Halle-Prozess: Synagogen-Attentäter baute sich Welt voller Waffen
Nach mehrwöchiger Pause ist der Prozess gegen den Attentäter Stephan B. am Dienstag in Magdeburg fortgesetzt worden. Am sechsten Prozesstag wurde die Wirksamkeit der Waffen des Angeklagten erörtert. Die Tatwaffen wurden in Augenschein genommen.

Magdeburg (epd). Der Synagogen-Attentäter von Halle hat sich offenbar über Jahre ein beträchtliches Waffenarsenal angelegt und sich intensiv mit dem Bau von Waffen beschäftigt. Dies wurde am sechsten Prozesstag am Dienstag vor dem Oberlandesgericht Naumburg in Magdeburg deutlich. Mehrere Kriminalbeamte des Bundeskriminalamtes (BKA) berichteten, welche Waffen des Angeklagten sichergestellt wurden und wie diese aufgebaut waren. Einige Bauteile seiner Waffen stammten aus einem 3-D-Drucker. Zudem wurden die Ergebnisse von Versuchen zur Wirksamkeit der Molotow-Cocktails und Sprengsätze des Angeklagten erörtert.

Ein Sachverständiger erläuterte die Wirksamkeit der Schusswaffen des Attentäters. Dazu wurden die Waffen im Original vor Gericht in Augenschein genommen. Darunter war eine Maschinenpistole, die nach Plänen des Briten Philipp Luty gebaut worden sei. Stephan B. zeigte großes Interesse an den Ausführungen zur Waffentechnik, versuchte sich selbst immer wieder mit "fachlichen Kenntnissen" einzumischen und ergriff das Wort, um persönlich seine Waffentechnik zu erklären. Teilweise gab er sich sichtlich amüsiert. Die Vorsitzende Richterin musste ihn mehrfach ermahnen: "Herr B., es gibt wirklich wenig zu lachen."

B. hatte sein Waffenarsenal selbst dokumentiert. Ein Foto zeigte, dass er im Bettkasten seines Zimmers zahlreiche Waffen deponiert hatte. Unmittelbar vor der Tat machte er noch ein Selfie in der Wohnung seines Vaters, bei dem er "in voller Montur" vor einem Spiegel posierte. Nach Angaben eines Zeugen soll seine gesamte Ausrüstung, die er zum Beginn an der Synagoge trug, etwa 29 Kilogramm schwer gewesen sein.

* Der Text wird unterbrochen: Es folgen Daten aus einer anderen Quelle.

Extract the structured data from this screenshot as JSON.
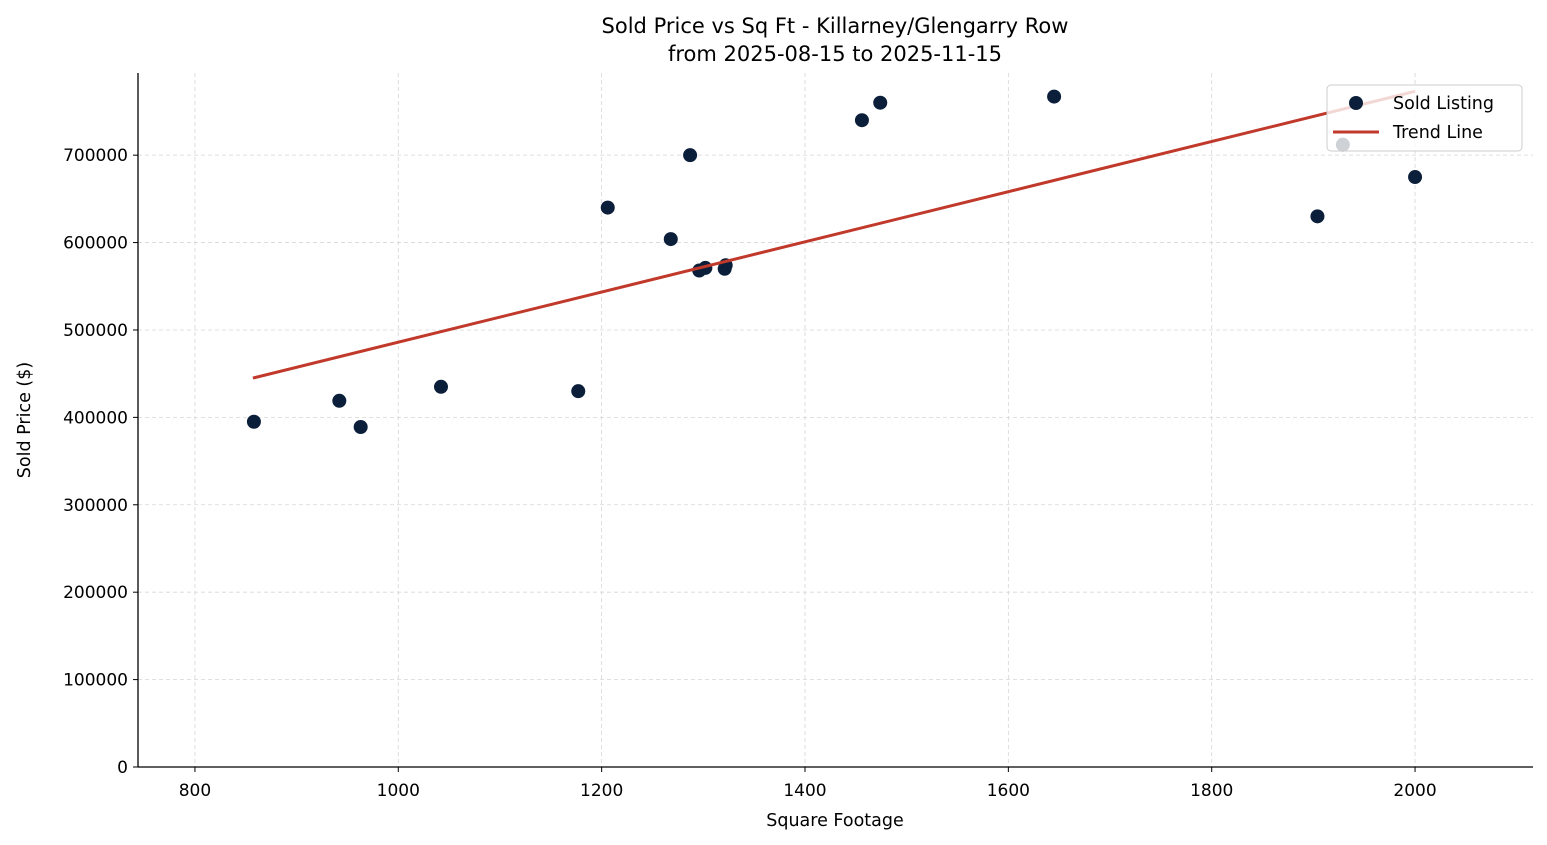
{
  "chart_data": {
    "type": "scatter",
    "title": "Sold Price vs Sq Ft - Killarney/Glengarry Row",
    "subtitle": "from 2025-08-15 to 2025-11-15",
    "xlabel": "Square Footage",
    "ylabel": "Sold Price ($)",
    "xlim": [
      744,
      2116
    ],
    "ylim": [
      0,
      794000
    ],
    "xticks": [
      800,
      1000,
      1200,
      1400,
      1600,
      1800,
      2000
    ],
    "yticks": [
      0,
      100000,
      200000,
      300000,
      400000,
      500000,
      600000,
      700000
    ],
    "grid": true,
    "legend_position": "top-right",
    "series": [
      {
        "name": "Sold Listing",
        "color": "#0b1f3a",
        "points": [
          {
            "x": 858,
            "y": 395000
          },
          {
            "x": 942,
            "y": 419000
          },
          {
            "x": 963,
            "y": 389000
          },
          {
            "x": 1042,
            "y": 435000
          },
          {
            "x": 1177,
            "y": 430000
          },
          {
            "x": 1206,
            "y": 640000
          },
          {
            "x": 1268,
            "y": 604000
          },
          {
            "x": 1287,
            "y": 700000
          },
          {
            "x": 1296,
            "y": 568000
          },
          {
            "x": 1302,
            "y": 571000
          },
          {
            "x": 1322,
            "y": 574000
          },
          {
            "x": 1321,
            "y": 570000
          },
          {
            "x": 1456,
            "y": 740000
          },
          {
            "x": 1474,
            "y": 760000
          },
          {
            "x": 1645,
            "y": 767000
          },
          {
            "x": 1904,
            "y": 630000
          },
          {
            "x": 1929,
            "y": 712000
          },
          {
            "x": 2000,
            "y": 675000
          }
        ]
      },
      {
        "name": "Trend Line",
        "type": "line",
        "color": "#c0392b",
        "points": [
          {
            "x": 857,
            "y": 445000
          },
          {
            "x": 2000,
            "y": 773000
          }
        ]
      }
    ]
  }
}
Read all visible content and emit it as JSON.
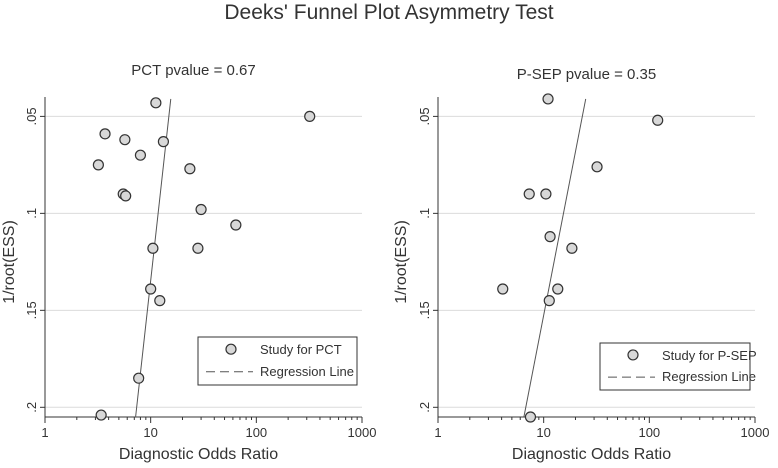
{
  "title": "Deeks' Funnel Plot Asymmetry Test",
  "chart_data": [
    {
      "type": "scatter",
      "subtitle": "PCT pvalue = 0.67",
      "xlabel": "Diagnostic Odds Ratio",
      "ylabel": "1/root(ESS)",
      "x_scale": "log",
      "xlim": [
        1,
        1000
      ],
      "ylim": [
        0.04,
        0.205
      ],
      "y_reversed": true,
      "x_ticks": [
        1,
        10,
        100,
        1000
      ],
      "x_tick_labels": [
        "1",
        "10",
        "100",
        "1000"
      ],
      "y_ticks": [
        0.05,
        0.1,
        0.15,
        0.2
      ],
      "y_tick_labels": [
        ".05",
        ".1",
        ".15",
        ".2"
      ],
      "grid": true,
      "legend_position": "bottom-right",
      "series": [
        {
          "name": "Study for PCT",
          "kind": "points",
          "points": [
            {
              "x": 11.2,
              "y": 0.043
            },
            {
              "x": 3.7,
              "y": 0.059
            },
            {
              "x": 5.7,
              "y": 0.062
            },
            {
              "x": 13.2,
              "y": 0.063
            },
            {
              "x": 8.0,
              "y": 0.07
            },
            {
              "x": 3.2,
              "y": 0.075
            },
            {
              "x": 23.5,
              "y": 0.077
            },
            {
              "x": 5.5,
              "y": 0.09
            },
            {
              "x": 5.8,
              "y": 0.091
            },
            {
              "x": 30.0,
              "y": 0.098
            },
            {
              "x": 64.0,
              "y": 0.106
            },
            {
              "x": 10.5,
              "y": 0.118
            },
            {
              "x": 28.0,
              "y": 0.118
            },
            {
              "x": 10.0,
              "y": 0.139
            },
            {
              "x": 12.2,
              "y": 0.145
            },
            {
              "x": 7.7,
              "y": 0.185
            },
            {
              "x": 3.4,
              "y": 0.204
            },
            {
              "x": 320.0,
              "y": 0.05
            }
          ]
        },
        {
          "name": "Regression  Line",
          "kind": "line",
          "points": [
            {
              "x": 7.2,
              "y": 0.205
            },
            {
              "x": 15.5,
              "y": 0.041
            }
          ]
        }
      ]
    },
    {
      "type": "scatter",
      "subtitle": "P-SEP pvalue = 0.35",
      "xlabel": "Diagnostic Odds Ratio",
      "ylabel": "1/root(ESS)",
      "x_scale": "log",
      "xlim": [
        1,
        1000
      ],
      "ylim": [
        0.04,
        0.205
      ],
      "y_reversed": true,
      "x_ticks": [
        1,
        10,
        100,
        1000
      ],
      "x_tick_labels": [
        "1",
        "10",
        "100",
        "1000"
      ],
      "y_ticks": [
        0.05,
        0.1,
        0.15,
        0.2
      ],
      "y_tick_labels": [
        ".05",
        ".1",
        ".15",
        ".2"
      ],
      "grid": true,
      "legend_position": "bottom-right",
      "series": [
        {
          "name": "Study for P-SEP",
          "kind": "points",
          "points": [
            {
              "x": 11.0,
              "y": 0.041
            },
            {
              "x": 120.0,
              "y": 0.052
            },
            {
              "x": 32.0,
              "y": 0.076
            },
            {
              "x": 7.3,
              "y": 0.09
            },
            {
              "x": 10.5,
              "y": 0.09
            },
            {
              "x": 11.5,
              "y": 0.112
            },
            {
              "x": 18.5,
              "y": 0.118
            },
            {
              "x": 4.1,
              "y": 0.139
            },
            {
              "x": 13.6,
              "y": 0.139
            },
            {
              "x": 11.3,
              "y": 0.145
            },
            {
              "x": 7.5,
              "y": 0.205
            }
          ]
        },
        {
          "name": "Regression Line",
          "kind": "line",
          "points": [
            {
              "x": 6.5,
              "y": 0.205
            },
            {
              "x": 25.0,
              "y": 0.041
            }
          ]
        }
      ]
    }
  ]
}
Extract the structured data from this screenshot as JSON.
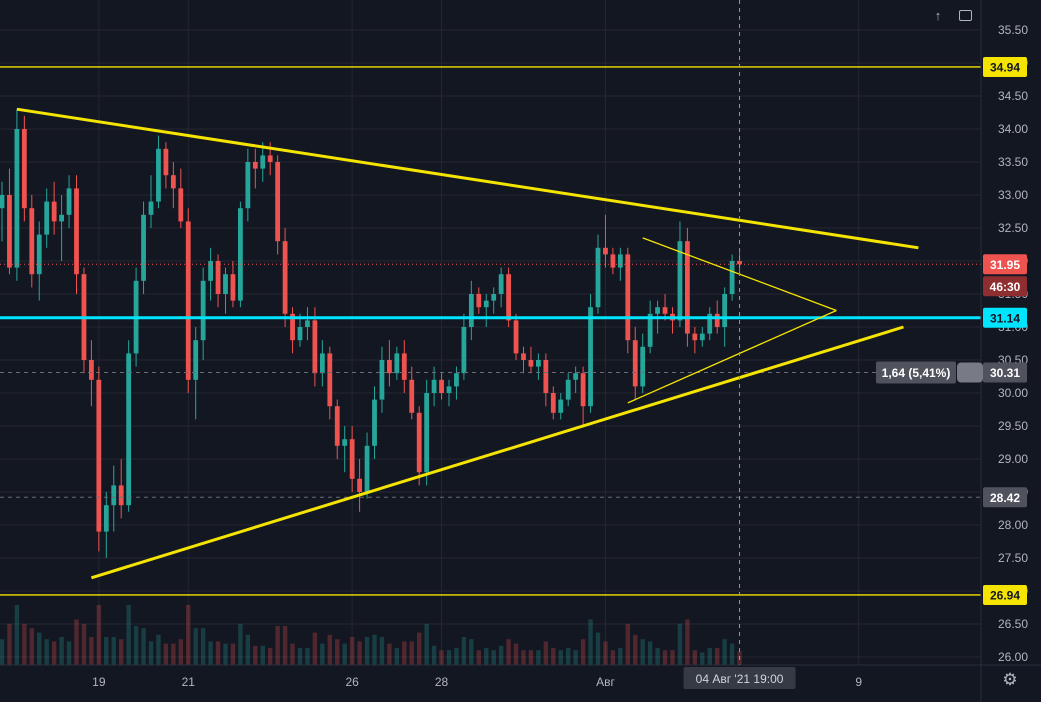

Dokumentiert wurden unter anderem Schusswaffen, Messer, ein bereits im Mai 2011 im Internet gekauftes Schwert, eine selbstgebaute "Grabenkeule" aus einem Holzstiel mit einem Zahnrad sowie Munition. Allein auf die 40 Jahre alte Passantin, die er vor der Synagoge tötete, soll er 15 Schüsse abgegeben haben.

Zudem ging es um die Frage, ob die Molotow-Cocktails, die B. während des Anschlags über die Steinmauer auf das Gelände der Synagoge warf, zu einem lebensgefährlichen Brand hätten führen können. Dazu führte eine BKA-Kriminaltechnikerin mehrere Brandversuche durch, mit Materialien aus einer Schilfrohrhütte, die neben der Synagoge stand sowie mit Proben aus den von B. gebastelten Molotow-Cocktails. In allen Brandversuchen erloschen die Flammen nach kurzer Zeit. Größere Wirkung hätte dagegen offenbar ein Sprengsatz gehabt, den er auf den Friedhof neben der Synagoge geworfen hatte. Ein Versuch von Kriminaltechnikern zeigte eine größere Explosion.

Stephan B. hatte am 9. Oktober 2019 aus einer antisemitischen und fremdenfeindlichen Motivation heraus einen Anschlag auf die Synagoge in Halle verübt, zwei Menschen erschossen und weitere verletzt. Die Bundesanwaltschaft hat ihn wegen Mordes in zwei Fällen und versuchten Mordes in mehreren Fällen sowie weiteren Straftaten angeklagt. Mit Sprengsätzen und Schusswaffen wollte er in die abgeschlossene Synagoge gelangen, um möglichst viele Juden zu töten. Zum höchsten jüdischen Feiertag Jom Kippur hielten sich dort 52 Gläubige auf. B. droht bei einer Verurteilung eine lebenslange Freiheitsstrafe. Zudem kommt eine anschließende Sicherungsverwahrung in Betracht.